The child's lower lip sagged and she whispered, "But, Grandpa, aren't there any with lights on them?"

'Twas better to give . . .

Or how about the touching tale of four local kiddies, three brothers and one sister, who embodied the spirit that "It's more blessed to give than to receive."

The two older boys had worked hard for several months doing odd jobs in the neighborhood and baby-sitting so they could purchase a Nintendo - THE fad of the year.

Mom and Pop were aware of the intensity of the desire and had already bought the coveted video game as they went about Santa Clausing, so they were trying tofend off the kids' intent without letting the cat out of the bag

As Christmas approached, Dad and Mom volunteered to go shopping with the kids, encouraging them to spend some of their money on each other. That way, they wouldn't be able to afford a Nintendo and the question would be moot. But they found the youngsters strangely reluctant.

In the course of events, Mom and Pop found that their children had thrown their resources into one pot - more than $100 worth - and had solicited help from Grandmother to buy a gift for their parents.

If they hadn't received their Nintendo for Christmas, even I wouldn't have believed in Santa Claus.

`Plees' - no Xmas menu

A group of third-grade students at Rosamond Elementary School in the Jordan District fell under the spell of Christmas, even though their spelling leaves a bit to be desired.

The third-graders objected to the use of Xmas, the shortened version of Christmas, on their lunch menu, and took action.

They drafted a petition with the invitation to "Plees Sine" and circulated it among fellow students.

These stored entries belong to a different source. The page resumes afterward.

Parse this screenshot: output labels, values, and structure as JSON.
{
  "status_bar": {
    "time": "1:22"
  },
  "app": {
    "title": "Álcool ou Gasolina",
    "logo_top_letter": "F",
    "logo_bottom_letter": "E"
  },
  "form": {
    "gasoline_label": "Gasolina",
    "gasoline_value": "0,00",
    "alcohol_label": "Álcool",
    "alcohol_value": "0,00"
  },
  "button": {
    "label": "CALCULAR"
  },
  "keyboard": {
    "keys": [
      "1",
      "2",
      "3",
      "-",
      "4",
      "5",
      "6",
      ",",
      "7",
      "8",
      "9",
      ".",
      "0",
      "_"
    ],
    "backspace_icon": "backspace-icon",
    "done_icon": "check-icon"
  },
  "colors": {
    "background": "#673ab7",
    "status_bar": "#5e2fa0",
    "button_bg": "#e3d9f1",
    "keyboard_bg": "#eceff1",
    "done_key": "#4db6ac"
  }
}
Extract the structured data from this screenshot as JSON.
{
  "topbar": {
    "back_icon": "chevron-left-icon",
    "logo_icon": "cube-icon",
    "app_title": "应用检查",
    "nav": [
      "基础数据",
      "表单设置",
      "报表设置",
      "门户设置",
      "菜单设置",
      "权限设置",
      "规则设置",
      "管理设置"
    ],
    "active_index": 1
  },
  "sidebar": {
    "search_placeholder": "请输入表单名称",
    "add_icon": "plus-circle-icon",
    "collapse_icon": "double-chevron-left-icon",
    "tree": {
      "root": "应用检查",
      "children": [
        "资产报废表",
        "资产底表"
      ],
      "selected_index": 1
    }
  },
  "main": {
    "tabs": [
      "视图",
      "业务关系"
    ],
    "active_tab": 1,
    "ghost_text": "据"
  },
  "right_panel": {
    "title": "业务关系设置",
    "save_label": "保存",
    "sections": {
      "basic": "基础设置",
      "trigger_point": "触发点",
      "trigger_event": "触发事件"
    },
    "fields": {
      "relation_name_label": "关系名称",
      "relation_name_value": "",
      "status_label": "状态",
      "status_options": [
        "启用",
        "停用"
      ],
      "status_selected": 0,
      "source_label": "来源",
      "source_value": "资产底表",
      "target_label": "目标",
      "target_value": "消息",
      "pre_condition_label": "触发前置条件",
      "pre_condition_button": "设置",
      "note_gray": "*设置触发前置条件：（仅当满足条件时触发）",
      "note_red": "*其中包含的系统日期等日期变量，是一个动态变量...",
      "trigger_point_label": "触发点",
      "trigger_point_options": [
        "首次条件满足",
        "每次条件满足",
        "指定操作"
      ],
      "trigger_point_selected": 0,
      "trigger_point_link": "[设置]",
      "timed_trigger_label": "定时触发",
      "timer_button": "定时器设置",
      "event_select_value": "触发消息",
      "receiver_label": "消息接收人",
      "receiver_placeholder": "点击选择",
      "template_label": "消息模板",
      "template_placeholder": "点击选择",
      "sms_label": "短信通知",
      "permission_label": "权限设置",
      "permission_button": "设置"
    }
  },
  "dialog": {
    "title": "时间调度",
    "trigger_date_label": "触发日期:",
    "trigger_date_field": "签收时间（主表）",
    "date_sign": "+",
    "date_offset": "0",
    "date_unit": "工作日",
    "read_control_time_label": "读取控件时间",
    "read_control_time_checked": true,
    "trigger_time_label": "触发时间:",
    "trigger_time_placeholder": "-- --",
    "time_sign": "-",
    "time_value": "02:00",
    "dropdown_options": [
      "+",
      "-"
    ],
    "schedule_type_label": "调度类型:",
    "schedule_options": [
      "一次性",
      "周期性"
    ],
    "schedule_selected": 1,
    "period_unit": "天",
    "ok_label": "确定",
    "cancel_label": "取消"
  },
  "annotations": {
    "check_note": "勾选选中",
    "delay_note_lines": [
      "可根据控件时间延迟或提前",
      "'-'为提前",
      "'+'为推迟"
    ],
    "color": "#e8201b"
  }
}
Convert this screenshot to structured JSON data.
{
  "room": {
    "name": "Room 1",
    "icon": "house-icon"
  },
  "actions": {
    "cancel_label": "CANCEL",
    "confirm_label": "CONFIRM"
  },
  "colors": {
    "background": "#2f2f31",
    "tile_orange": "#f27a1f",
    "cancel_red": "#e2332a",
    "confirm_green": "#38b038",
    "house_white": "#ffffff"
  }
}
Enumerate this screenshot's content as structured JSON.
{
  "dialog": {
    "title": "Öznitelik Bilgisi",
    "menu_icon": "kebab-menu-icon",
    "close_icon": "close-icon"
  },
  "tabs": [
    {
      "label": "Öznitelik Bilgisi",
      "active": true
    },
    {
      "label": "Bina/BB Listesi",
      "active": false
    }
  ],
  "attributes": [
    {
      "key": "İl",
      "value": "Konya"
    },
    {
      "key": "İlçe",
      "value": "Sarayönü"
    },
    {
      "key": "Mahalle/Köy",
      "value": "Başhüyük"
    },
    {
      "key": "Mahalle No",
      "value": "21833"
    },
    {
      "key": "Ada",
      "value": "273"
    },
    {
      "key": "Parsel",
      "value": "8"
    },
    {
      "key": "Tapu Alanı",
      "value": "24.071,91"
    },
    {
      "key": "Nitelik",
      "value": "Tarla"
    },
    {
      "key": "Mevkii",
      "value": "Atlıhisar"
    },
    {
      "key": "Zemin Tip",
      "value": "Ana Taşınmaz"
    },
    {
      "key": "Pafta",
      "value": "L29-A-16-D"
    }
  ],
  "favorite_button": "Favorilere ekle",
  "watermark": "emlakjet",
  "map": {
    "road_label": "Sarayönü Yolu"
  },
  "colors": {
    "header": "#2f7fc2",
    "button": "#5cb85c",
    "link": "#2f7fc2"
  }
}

Their message to food service workers was: "Dear Edeter of the lunch menu. you shouldn't take Christ out of Christmas me and my friends don't like Xmas. Thank you."

Good for them, for sticking up for their convictions. However, they might be gratified to learn that X is the symbol of the Greek letter Chi, which, hundredsof years ago, came to stand for Christ. Xmas, Christmas. 'Tis the same.

Proud as the Dickenses

Cedric Charles Dickens, 72, spent the Christmas season - like many before it - recalling a ghost of Christmases past: the holiday legacy left to the world by his great-grandfather, Charles Dickens.

The modern Dickens takes great pride in his progenitor and has traveled widely as head of the Dickens Fellowship.

However, when he was invited to head the organization, he said, he pulled a bah-humbug on a minor scale.

"I told the secretary of the fellowship, `I can't do this. I know nothing about my great-grandfather.' And I didn't," recalled Dickens. "But the secretary said, `I know all about your great-grandfather. I'll teach you. You have the name.' "

So he did and so he does, and the world is better for it.

For as the original Dickens said, in his immortal Christmas epic, "A Christmas Carol," a man under the influence of a Dickens-style Christmas becomes a different man. After his conversion, Scrooge "became as good a friend, as good a master and as good a man as the good old city knew, or any other good old city, town or borough in the good old world."

Goodness!!!

The Deseret News joins in wishing its readers the same.